Perhaps the Guardians’ greatest contribution lies in cultivating a deep sense of belonging. They reconnect people—especially young people—with their land, history, and shared responsibility. By involving younger generations in biodiversity monitoring, storytelling, environmental education, and community decision-making, they transform conservation from an abstract concept into a lived experience.
This process nurtures a profound emotional and ethical connection to place. People protect what they feel they belong to. Hima Guardians make the Hima a source of identity, dignity, and continuity, linking ancestors, present-day communities, and future generations.
Keeping the Hima Alive
Hima Guardians are the driving force behind the Hima system. They bring ancient principles to life through modern community action, ensuring the legitimacy, resilience, and long-term sustainability of the Hima. Wherever strong Hima Guardians exist, the Hima flourishes—not only as a conservation model but also as a way of life.
Protecting the Hima begins by empowering its Guardians. When they are deeply rooted in their communities and landscapes, conservation becomes natural, sustainable, and lasting.
School with No Walls (SNOW)

To strengthen the next generation of environmental stewards, the Society for the Protection of Nature in Lebanon (SPNL) launched School with No Walls (SNOW), an innovative environmental education movement that returns learning to its most powerful classroom: nature itself.
Through SNOW, forests, rivers, farms, and natural landscapes become open-air classrooms where children and young people rediscover their connection with the land and grow into future Hima Guardians.
The programme is far more than an educational curriculum.

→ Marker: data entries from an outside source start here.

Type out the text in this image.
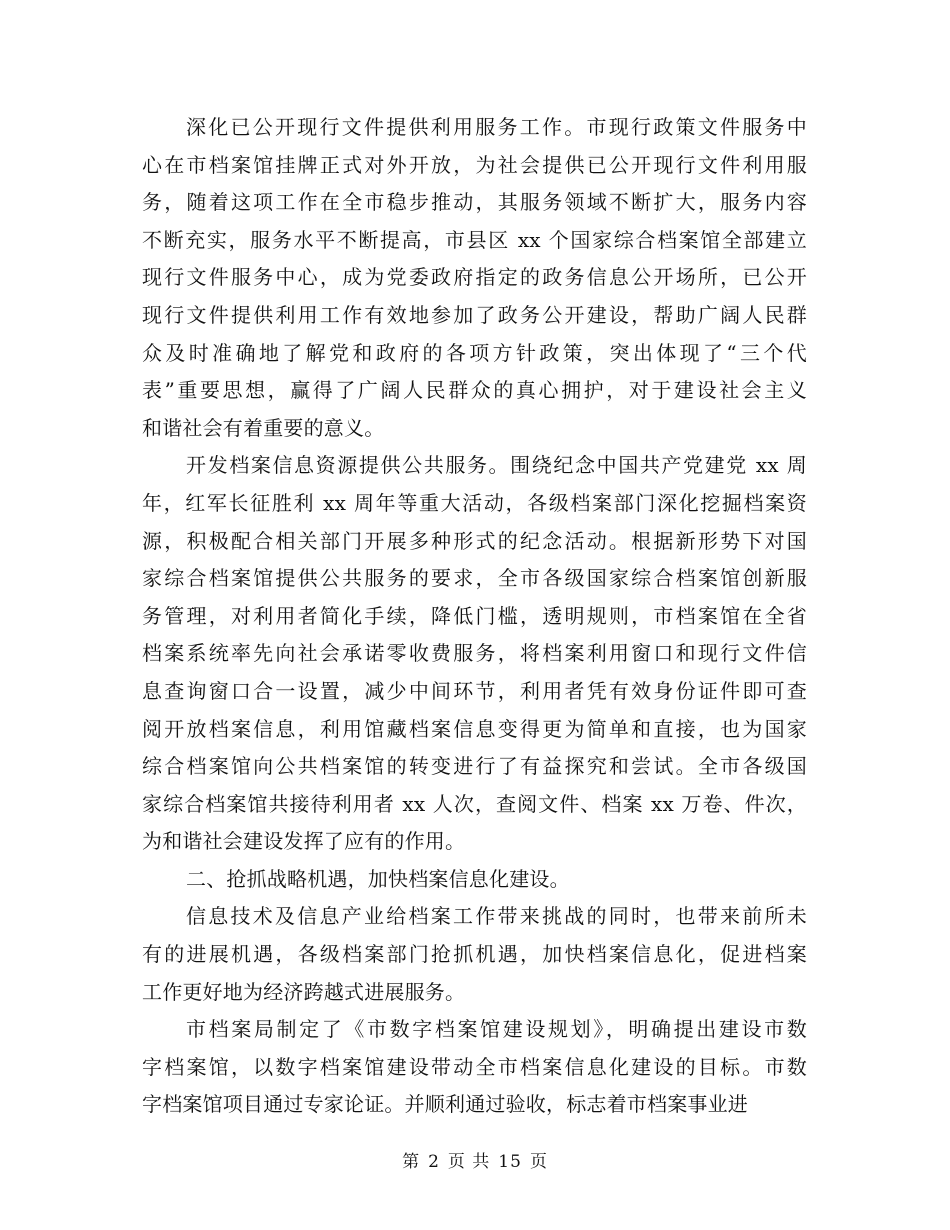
深化已公开现行文件提供利用服务工作。市现行政策文件服务中
心在市档案馆挂牌正式对外开放，为社会提供已公开现行文件利用服
务，随着这项工作在全市稳步推动，其服务领域不断扩大，服务内容
不断充实，服务水平不断提高，市县区 xx 个国家综合档案馆全部建立
现行文件服务中心，成为党委政府指定的政务信息公开场所，已公开
现行文件提供利用工作有效地参加了政务公开建设，帮助广阔人民群
众及时准确地了解党和政府的各项方针政策，突出体现了“三个代
表”重要思想，赢得了广阔人民群众的真心拥护，对于建设社会主义
和谐社会有着重要的意义。
开发档案信息资源提供公共服务。围绕纪念中国共产党建党 xx 周
年，红军长征胜利 xx 周年等重大活动，各级档案部门深化挖掘档案资
源，积极配合相关部门开展多种形式的纪念活动。根据新形势下对国
家综合档案馆提供公共服务的要求，全市各级国家综合档案馆创新服
务管理，对利用者简化手续，降低门槛，透明规则，市档案馆在全省
档案系统率先向社会承诺零收费服务，将档案利用窗口和现行文件信
息查询窗口合一设置，减少中间环节，利用者凭有效身份证件即可查
阅开放档案信息，利用馆藏档案信息变得更为简单和直接，也为国家
综合档案馆向公共档案馆的转变进行了有益探究和尝试。全市各级国
家综合档案馆共接待利用者 xx 人次，查阅文件、档案 xx 万卷、件次，
为和谐社会建设发挥了应有的作用。
二、抢抓战略机遇，加快档案信息化建设。
信息技术及信息产业给档案工作带来挑战的同时，也带来前所未
有的进展机遇，各级档案部门抢抓机遇，加快档案信息化，促进档案
工作更好地为经济跨越式进展服务。
市档案局制定了《市数字档案馆建设规划》，明确提出建设市数
字档案馆，以数字档案馆建设带动全市档案信息化建设的目标。市数
字档案馆项目通过专家论证。并顺利通过验收，标志着市档案事业进
第 2 页 共 15 页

It is a national call for schools, municipalities, ministries, and local communities to move beyond classroom walls and join a shared mission: raising a generation that protects biodiversity, values natural heritage, and leads the conservation of Lebanon’s landscapes.
By empowering young people with knowledge, responsibility, and hands-on experiences in nature, SNOW plants the seeds of resilient communities where both people and ecosystems can thrive together.